The 'mercenary' thing that will take longer to expire, and which I was referring to, is the grandparents rule. The new kids coming through now aren't going to have as many gp born overseas, so the amount of players that can leave with a prospect of International rugby offer are going to drop dramatically at some point. All these kiwi fellas playing for a PI, is going to stop sadly.


The new era problem that will replace those old concerns is now French and Japanese clubs (doing the same as NRL teams have done for decades by) picking kids out of school. The problem here is not so much a national identity one, than it is a farm system where 9 in 10 players are left with nothing.

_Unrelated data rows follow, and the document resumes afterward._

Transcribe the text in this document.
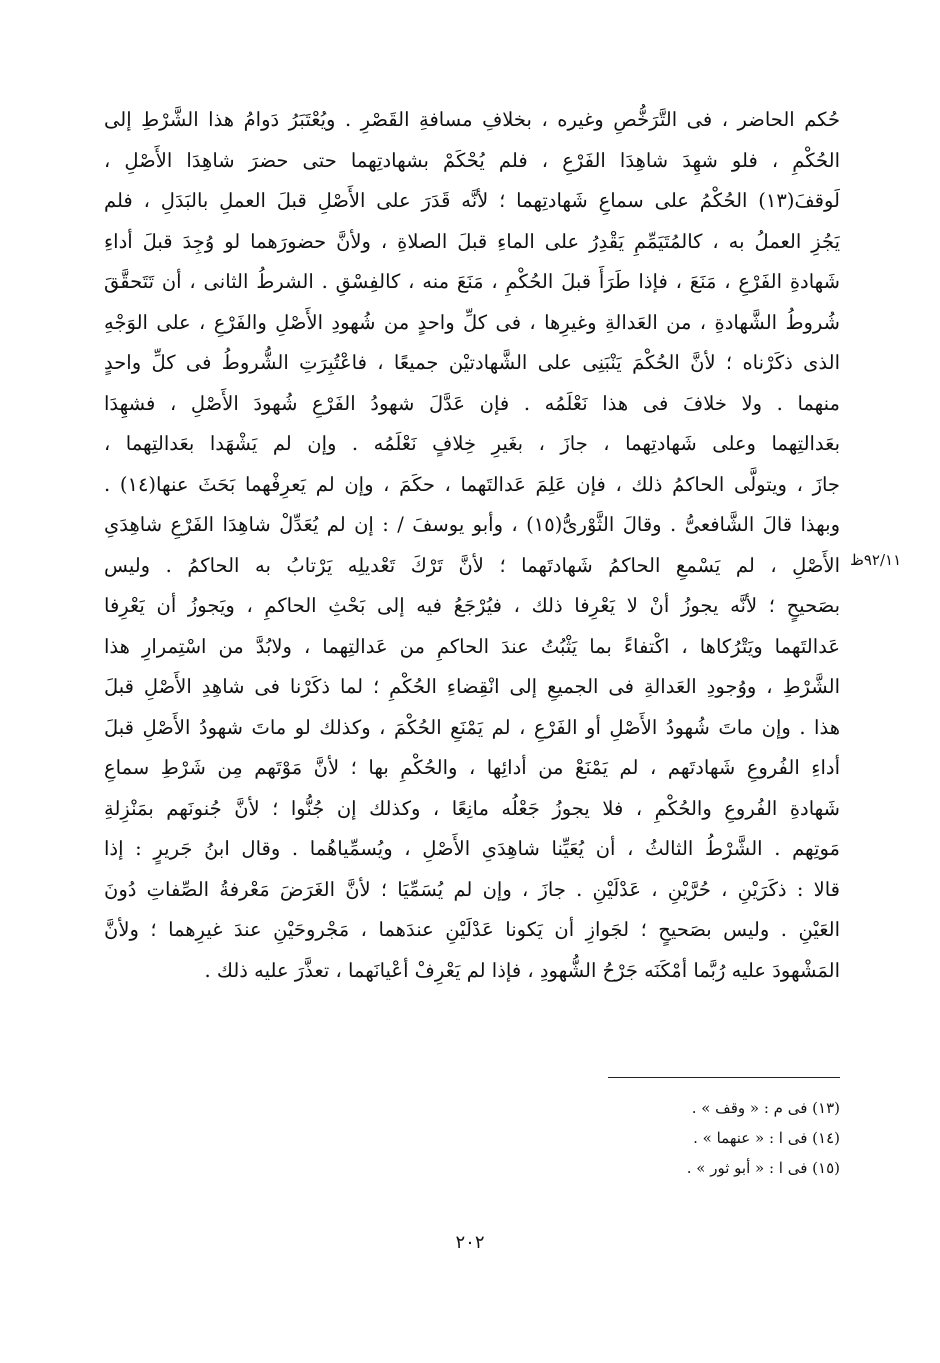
حُكم الحاضر ، فى التَّرَخُّصِ وغيره ، بخلافِ مسافةِ القَصْرِ . ويُعْتَبَرُ دَوامُ هذا الشَّرْطِ إلى
الحُكْمِ ، فلو شهِدَ شاهِدَا الفَرْعِ ، فلم يُحْكَمْ بشهادتِهما حتى حضرَ شاهِدَا الأَصْلِ ،
لَوقفَ(١٣) الحُكْمُ على سماعِ شَهادتِهما ؛ لأنَّه قَدَرَ على الأَصْلِ قبلَ العملِ بالبَدَلِ ، فلم
يَجُزِ العملُ به ، كالمُتَيَمِّمِ يَقْدِرُ على الماءِ قبلَ الصلاةِ ، ولأنَّ حضورَهما لو وُجِدَ قبلَ أداءِ
شَهادةِ الفَرْعِ ، مَنَعَ ، فإذا طَرَأَ قبلَ الحُكْمِ ، مَنَعَ منه ، كالفِسْقِ . الشرطُ الثانى ، أن تَتَحقَّقَ
شُروطُ الشَّهادةِ ، من العَدالةِ وغيرِها ، فى كلِّ واحدٍ من شُهودِ الأَصْلِ والفَرْعِ ، على الوَجْهِ
الذى ذكَرْناه ؛ لأنَّ الحُكْمَ يَنْبَنِى على الشَّهادتيْن جميعًا ، فاعْتُبِرَتِ الشُّروطُ فى كلِّ واحدٍ
منهما . ولا خلافَ فى هذا نَعْلَمُه . فإن عَدَّلَ شهودُ الفَرْعِ شُهودَ الأَصْلِ ، فشهِدَا
بعَدالتِهما وعلى شَهادتِهما ، جازَ ، بغَيرِ خِلافٍ نَعْلَمُه . وإن لم يَشْهَدا بعَدالتِهما ،
جازَ ، ويتولَّى الحاكمُ ذلك ، فإن عَلِمَ عَدالتَهما ، حكَمَ ، وإن لم يَعرِفْهما بَحَثَ عنها(١٤) .
وبهذا قالَ الشَّافعىُّ . وقالَ الثَّوْرىُّ(١٥) ، وأبو يوسفَ / : إن لم يُعَدِّلْ شاهِدَا الفَرْعِ شاهِدَىِ
الأَصْلِ ، لم يَسْمعِ الحاكمُ شَهادتَهما ؛ لأنَّ تَرْكَ تَعْديلِه يَرْتابُ به الحاكمُ . وليس
بصَحيحٍ ؛ لأنَّه يجوزُ أنْ لا يَعْرِفا ذلك ، فيُرْجَعُ فيه إلى بَحْثِ الحاكمِ ، ويَجوزُ أن يَعْرِفا
عَدالتَهما ويَتْرُكاها ، اكْتفاءً بما يَثْبُتُ عندَ الحاكمِ من عَدالتِهما ، ولابُدَّ من اسْتِمرارِ هذا
الشَّرْطِ ، ووُجودِ العَدالةِ فى الجميعِ إلى انْقِضاءِ الحُكْمِ ؛ لما ذكَرْنا فى شاهِدِ الأَصْلِ قبلَ
هذا . وإن ماتَ شُهودُ الأَصْلِ أو الفَرْعِ ، لم يَمْنَعِ الحُكْمَ ، وكذلك لو ماتَ شهودُ الأَصْلِ قبلَ
أداءِ الفُروعِ شَهادتَهم ، لم يَمْنَعْ من أدائِها ، والحُكْمِ بها ؛ لأنَّ مَوْتَهم مِن شَرْطِ سماعِ
شَهادةِ الفُروعِ والحُكْمِ ، فلا يجوزُ جَعْلُه مانِعًا ، وكذلك إن جُنُّوا ؛ لأنَّ جُنونَهم بمَنْزِلةِ
مَوتِهم . الشَّرْطُ الثالثُ ، أن يُعَيِّنا شاهِدَىِ الأَصْلِ ، ويُسمِّياهُما . وقال ابنُ جَريرٍ : إذا
قالا : ذكَرَيْنِ ، حُرَّيْنِ ، عَدْلَيْنِ . جازَ ، وإن لم يُسَمِّيَا ؛ لأنَّ الغَرَضَ مَعْرفةُ الصِّفاتِ دُونَ
العَيْنِ . وليس بصَحيحٍ ؛ لجَوازِ أن يَكونا عَدْلَيْنِ عندَهما ، مَجْروحَيْنِ عندَ غيرِهما ؛ ولأنَّ
المَشْهودَ عليه رُبَّما أمْكَنَه جَرْحُ الشُّهودِ ، فإذا لم يَعْرِفْ أعْيانَهما ، تعذَّرَ عليه ذلك .
٩٢/١١ظ
(١٣) فى م : « وقف » .
(١٤) فى ا : « عنهما » .
(١٥) فى ا : « أبو ثور » .
٢٠٢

A stunted education and no support in a foreign country (well they'll get kicked out of those countries were they don't in Australia).


It's the same sort of situation were NZ would be the big guy, but there weren't many downsides with it. The only one I can think was brought up but a poster on this site, I can't recall who it was, but he seemed to know a lot of kids coming from the Islands weren't really given the capability to fly back home during school xms holidays etc. That is probably something that should be fixed by the union. Otherwise getting someone like Fakatava over here for his last year of school definitely results in NZ being able to pick the cherries off the top but it also allows that player to develop and be able to represent Tonga and under age and possibly even later in his career. Where as a kid being taken from NZ is arguably going to be worse off in every respect other than perhaps money. Not going to develop as a person, not going to develop as a player as much, so I have a lotof sympathy for NZs case that I don't include them in that group but I certainly see where you're coming from and it encourages other countries to think they can do the same while not realising they're making a much worse experience/situation.